Tuesday, June 14, 2005

The Scandal of Baptism

I love Baptism! I love everything about the rite, especially the "I claim you for Christ" and the "keep this garment unspotted until the wedding feast." That is why I was especially taken aback at a breakfast conversation here at the Scripture Seminar (where I am running the book table). One of the lay women who had traveled quite a distance to come to this event, and who has obviously really worked at growing in theological awareness (I hesitate, almost, to say "knowledge") remarked that the part of the ritual where the celebrant says "I claim you for Christ" makes her shiver with indignation at the imperial presumption in those words. But then, she doesn't believe in infant baptism and is sure that Augustine is to blame not only for the notion of original sin, but for the practice of infant baptism itself.
Anyway, her rejection of the expression (as well as of infant baptism!) got me to reflect on my instinctive drawing back from the very idea that someone would have such an interpretation of those beautiful words as to see them as "imperial" in the most negative sense possible.
"I claim you for Christ." Is the celebrant "claiming" something that is not Christ's own already? Do these words violate the rights or the freedom of the one so claimed? Do not all things belong to Christ already? I mean, not only in virtue of all things being created through the Word, but also by the fact of the Incarnation, when Christ "in a certain way, united himself with all men"? And much more through his whole earthly life, culminating in his death "for us and our salvation."
If "all things in heaven and on earth bend the knee at the name of Jesus" ("all things," not just "all people" or "all Christians"), then where is the violence or injustice in claiming for Christ an infant whose parents seek that grace for their child? What would any sane person, confronted with the infinite good, desire and "claim" as their own?
"All things in heaven and on earth", "all time and all the ages" and we ourselves "are Christ's and Christ is God's."
Maybe Jesus is suggesting to me to pray the canticles in Ephesians and Colossians with a deeper heart, "claiming" all things for him!
What is your take on this woman's perspective?

7 comments:

Feed Fido said...

I have to laugh as about eight years ago I sat in a catechism class given by a wonderful, faithful priest and I ask if everyone really believed this "Jesus thing" you know literally...
Embarrassing but true, it is amazing how misguided we can be.

Karen said...

I think Jesus is telling you to think about St. Ignatius' two banners. I've done enough research on exorcism to know that there's another side trying to "claim" people. Because of that, like you, I love to hear those words!

Sister Anne said...

As I reflected more, I began to wonder if maybe there is a persona "need" involved in this woman's disparaging of infant baptism (that was her main point). Maybe she has a child who left Christ for some other "savior" (or none at all). Because sometimes our emotional needs play these tricks on us.
It could only be "injustice" to "claim someone for Christ" if Christ were not, as the document Vita Consacrata puts it, "the eschatological goal toward which all things tend," the one and supreme good in itself.

Therese Z said...

Maybe she's decided that if anyone is claimed for Christ, they are "owned" in some way. If she doesn't believe that Christ owns her, body and soul, then she surely won't want to be so presumptuous as to offer a child to this ravening tyrant of a god, to be owned by him/her/it.

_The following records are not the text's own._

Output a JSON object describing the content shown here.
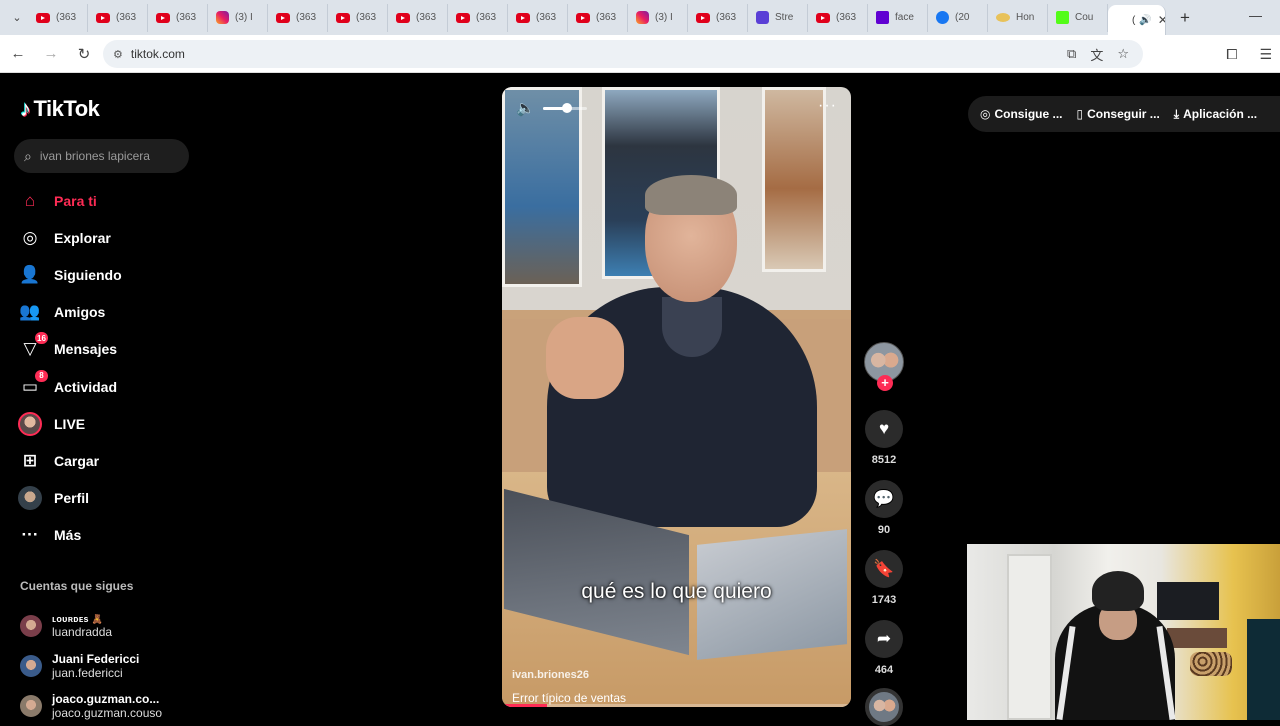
{
  "browser": {
    "tabs": [
      {
        "icon": "yt",
        "label": "(363"
      },
      {
        "icon": "yt",
        "label": "(363"
      },
      {
        "icon": "yt",
        "label": "(363"
      },
      {
        "icon": "ig",
        "label": "(3) I"
      },
      {
        "icon": "yt",
        "label": "(363"
      },
      {
        "icon": "yt",
        "label": "(363"
      },
      {
        "icon": "yt",
        "label": "(363"
      },
      {
        "icon": "yt",
        "label": "(363"
      },
      {
        "icon": "yt",
        "label": "(363"
      },
      {
        "icon": "yt",
        "label": "(363"
      },
      {
        "icon": "ig",
        "label": "(3) I"
      },
      {
        "icon": "yt",
        "label": "(363"
      },
      {
        "icon": "stream",
        "label": "Stre"
      },
      {
        "icon": "yt",
        "label": "(363"
      },
      {
        "icon": "yahoo",
        "label": "face"
      },
      {
        "icon": "fb",
        "label": "(20"
      },
      {
        "icon": "hon",
        "label": "Hon"
      },
      {
        "icon": "k",
        "label": "Cou"
      }
    ],
    "active_tab_label": "(",
    "url": "tiktok.com"
  },
  "tiktok": {
    "logo": "TikTok",
    "search_query": "ivan briones lapicera",
    "nav": [
      {
        "id": "para-ti",
        "label": "Para ti",
        "icon": "home-icon",
        "active": true,
        "badge": ""
      },
      {
        "id": "explorar",
        "label": "Explorar",
        "icon": "compass-icon",
        "active": false,
        "badge": ""
      },
      {
        "id": "siguiendo",
        "label": "Siguiendo",
        "icon": "following-icon",
        "active": false,
        "badge": ""
      },
      {
        "id": "amigos",
        "label": "Amigos",
        "icon": "friends-icon",
        "active": false,
        "badge": ""
      },
      {
        "id": "mensajes",
        "label": "Mensajes",
        "icon": "send-icon",
        "active": false,
        "badge": "16"
      },
      {
        "id": "actividad",
        "label": "Actividad",
        "icon": "activity-icon",
        "active": false,
        "badge": "8"
      },
      {
        "id": "live",
        "label": "LIVE",
        "icon": "live-avatar",
        "active": false,
        "badge": ""
      },
      {
        "id": "cargar",
        "label": "Cargar",
        "icon": "upload-icon",
        "active": false,
        "badge": ""
      },
      {
        "id": "perfil",
        "label": "Perfil",
        "icon": "profile-avatar",
        "active": false,
        "badge": ""
      },
      {
        "id": "mas",
        "label": "Más",
        "icon": "more-icon",
        "active": false,
        "badge": ""
      }
    ],
    "following_title": "Cuentas que sigues",
    "following": [
      {
        "name": "ʟᴏᴜʀᴅᴇs 🧸",
        "handle": "luandradda",
        "color": "#7a3e4a",
        "small": true
      },
      {
        "name": "Juani Federicci",
        "handle": "juan.federicci",
        "color": "#3a5b8a",
        "small": false
      },
      {
        "name": "joaco.guzman.co...",
        "handle": "joaco.guzman.couso",
        "color": "#8a7a6a",
        "small": false
      }
    ],
    "video": {
      "caption": "qué es lo que quiero",
      "author": "ivan.briones26",
      "description": "Error típico de ventas",
      "progress": 0.13,
      "volume": 0.55
    },
    "actions": {
      "likes": "8512",
      "comments": "90",
      "saves": "1743",
      "shares": "464"
    },
    "top_buttons": [
      "Consigue ...",
      "Conseguir ...",
      "Aplicación ..."
    ]
  },
  "colors": {
    "accent": "#fe2c55",
    "background": "#000000"
  }
}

Some people choke on the idea of being an American. A Christian? Heaven forfend? They are their OWN persons.

Carlos said...

Sort of off topic... but I can tell you one more being that belongs to Christ, at least more than he used to. I've been accepted to St. John's Seminary!! I don't think I had shared the news. Thanks for the prayers!!

Sister Anne said...

Wonderful! May St. Paul accompany you in a special way throughout your formation! Always relate everything you are learning to the needs of the people God will send you to serve. That will keep it all in context.
Hurrah!

Anonymous said...

Infant baptism is always a big stumbling block to the personal relationship with Christ crowd. I just had a very cordial email discussion on these topics on a Christian handcraft group I belong to. For them, you make that one time choice to accept Christ as your personal savior, and you are saved. It is permanent and irrevocable, and it must be a personal choice.

For me, I treaure so much of the meaning of our Catholic baptism. The claiming for Christ, the promises which state very clearly whose side we are on in the eternal battle. The family drawing itself and the church as a circle of protection for the child against the power of evil. This is a very powerful occasion.

We live in times that do not acknowledge even the existence of the devil, so much of that might be lost on people.